VILLAIN: This mad scientist’s laboratory, fully staffed with teams of his willing minions, churns out terrifying animal experiments and mysterious pills with alarming frequency. There are also rumors that he’s developed a ray gun to turn human bones into diamonds. For the love of God!




HERO: Beguiling adversaries with her dazzling trompe-l’oeil compositions, Tauba Auerbach battles for the sacred cause of painting—and is victorious nearly every time. She also makes really nice jewelry.




VILLAIN: A diabolical genius, Bruce Nauman has persuaded naïve curators and critics around the world that his habit of torturing clowns, tormenting viewers with claustrophobic tunnels, and filming strange nocturnal surveillance videos is a force for good—when really his endgame is infinitely more disturbing, resolving itself only at his viewer’s point of death.




VILLAIN: A charismatic, mercurial master of illusion, Yves Klein made his patrons’ money vanish—sometimes by throwing it into the Seine as art, sometimes by filling a gallery with nothing but air—but his true mission was far more subversive: to try, along with his band of naked female accomplices, to turn the whole art world bleu.  




HERO: The Robin Hood of urban visuality, Banksy wages whimsical war against bigots, overreaching cops, gentrifiers, and other foes of the idealistic left by stealing wall space from the Man and giving it back to the trod-upon local underclasses.  




HERO: As brutal wars rage in the Middle East, Omer Fast uses his video camera to reflect the dehumanizing realities of mechanized war back upon the armies of the West, hoping to engender empathy and restraint in a conflict he shows to be far from Manichean. 




VILLAIN: An enigmatic figure clearly employing some form of black magic, Marina Abramovic has a rap sheet full of mischief, including hypnotizing an entire city just by looking at them and getting into a performance-art brawl with Jay-Z (though the less said about that, the better).

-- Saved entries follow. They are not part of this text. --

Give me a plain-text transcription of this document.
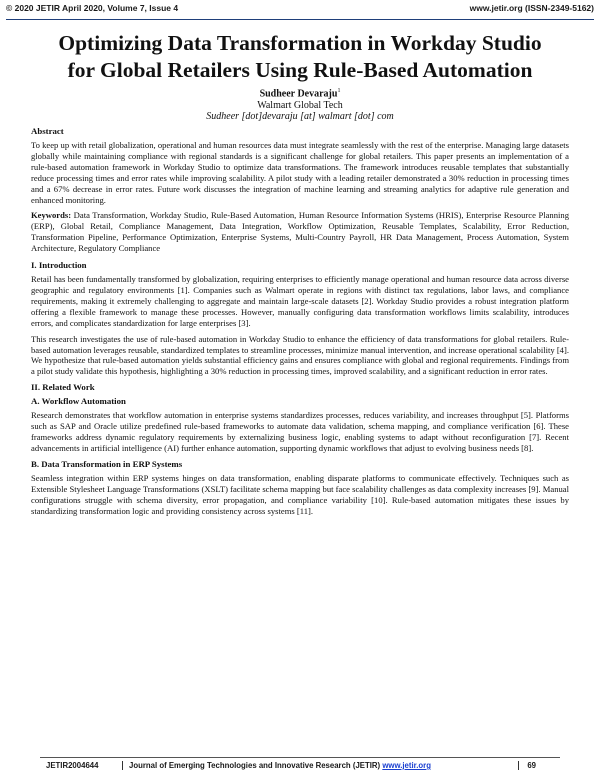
© 2020 JETIR April 2020, Volume 7, Issue 4	www.jetir.org (ISSN-2349-5162)
Optimizing Data Transformation in Workday Studio
for Global Retailers Using Rule-Based Automation
Sudheer Devaraju$^1$
Walmart Global Tech
Sudheer [dot]devaraju [at] walmart [dot] com
Abstract

To keep up with retail globalization, operational and human resources data must integrate seamlessly with the rest of the enterprise. Managing large datasets globally while maintaining compliance with regional standards is a significant challenge for global retailers. This paper presents an implementation of a rule-based automation framework in Workday Studio to optimize data transformations. The framework introduces reusable templates that substantially reduce processing times and error rates while improving scalability. A pilot study with a leading retailer demonstrated a 30% reduction in processing times and a 67% decrease in error rates. Future work discusses the integration of machine learning and streaming analytics for adaptive rule generation and enhanced monitoring.

Keywords: Data Transformation, Workday Studio, Rule-Based Automation, Human Resource Information Systems (HRIS), Enterprise Resource Planning (ERP), Global Retail, Compliance Management, Data Integration, Workflow Optimization, Reusable Templates, Scalability, Error Reduction, Transformation Pipeline, Performance Optimization, Enterprise Systems, Multi-Country Payroll, HR Data Management, Process Automation, System Architecture, Regulatory Compliance

I. Introduction

Retail has been fundamentally transformed by globalization, requiring enterprises to efficiently manage operational and human resource data across diverse geographic and regulatory environments [1]. Companies such as Walmart operate in regions with distinct tax regulations, labor laws, and compliance requirements, making it extremely challenging to aggregate and maintain large-scale datasets [2]. Workday Studio provides a robust integration platform offering a flexible framework to manage these processes. However, manually configuring data transformation workflows limits scalability, introduces errors, and complicates standardization for large enterprises [3].

This research investigates the use of rule-based automation in Workday Studio to enhance the efficiency of data transformations for global retailers. Rule-based automation leverages reusable, standardized templates to streamline processes, minimize manual intervention, and increase operational scalability [4]. We hypothesize that rule-based automation yields substantial efficiency gains and ensures compliance with global and regional requirements. Findings from a pilot study validate this hypothesis, highlighting a 30% reduction in processing times, improved scalability, and a significant reduction in error rates.

II. Related Work
A. Workflow Automation

Research demonstrates that workflow automation in enterprise systems standardizes processes, reduces variability, and increases throughput [5]. Platforms such as SAP and Oracle utilize predefined rule-based frameworks to automate data validation, schema mapping, and compliance verification [6]. These frameworks address dynamic regulatory requirements by externalizing business logic, enabling systems to adapt without reconfiguration [7]. Recent advancements in artificial intelligence (AI) further enhance automation, supporting dynamic workflows that adjust to evolving business needs [8].

B. Data Transformation in ERP Systems

Seamless integration within ERP systems hinges on data transformation, enabling disparate platforms to communicate effectively. Techniques such as Extensible Stylesheet Language Transformations (XSLT) facilitate schema mapping but face scalability challenges as data complexity increases [9]. Manual configurations struggle with schema diversity, error propagation, and compliance variability [10]. Rule-based automation mitigates these issues by standardizing transformation logic and providing consistency across systems [11].

JETIR2004644	Journal of Emerging Technologies and Innovative Research (JETIR) www.jetir.org	69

HERO: Leading an army of narcotically amped-up monsterlings, aliens, and Buddhist sages, Takashi Murakami is the foe of Hirst and Koons, battling to gain control of the world’s store of megacollector money so that he can re-channel it to emerging artists of his beloved post-tsunami Japan.  




HERO: Jenny Holzer spreads messages of hope and strength to the populace through T-shirts, park benches, and light projections on city streets. We’re not always sure of this vigilante’s intentions, but she seems to fight for the greater good.




VILLAIN: Aided by an army of art robots, Koons has enslaved the world's wealthiest elites by mesmerizing them with his irresistible balloon creations, which reflect back upon their "owners" a narcotically enchanting image of their best selves. 




HERO: A master of disguise who insists on working alone, Cindy Sherman changes personae with a chameleon’s ease in order to infiltrate the museums and private collections the world over, slipping in under the cover of night to leave behind artworks that only reveal their true value over time.




VILLAIN: This young mad scientist has been quietly building an army of dance robots in an effort to take over New York. Now that Jordan Wolfson has moved onto L.A. and tapped into that city's high-tech Hollywood wizardry, there’s no telling what he’s capable of.




HERO: Long held under house arrest in his home country for his freedom-flighting ways, this avenger has dedicated his life and art to rooting out censorship and inequality in all its forms, garnering a loyal following in the process. His motto? "We can do this the easy way, or the Ai Weiwei way."




VILLAIN: Adel Abdessemed has turned wild animals loose on the streets of Paris, designed gladiatorial arenas where innocent critters fight to the death, and had cuddly barnyard creatures sledgehammered into pulp for the camera. He also fills galleries with the preserved remains of his victims. What more do you need in a villain?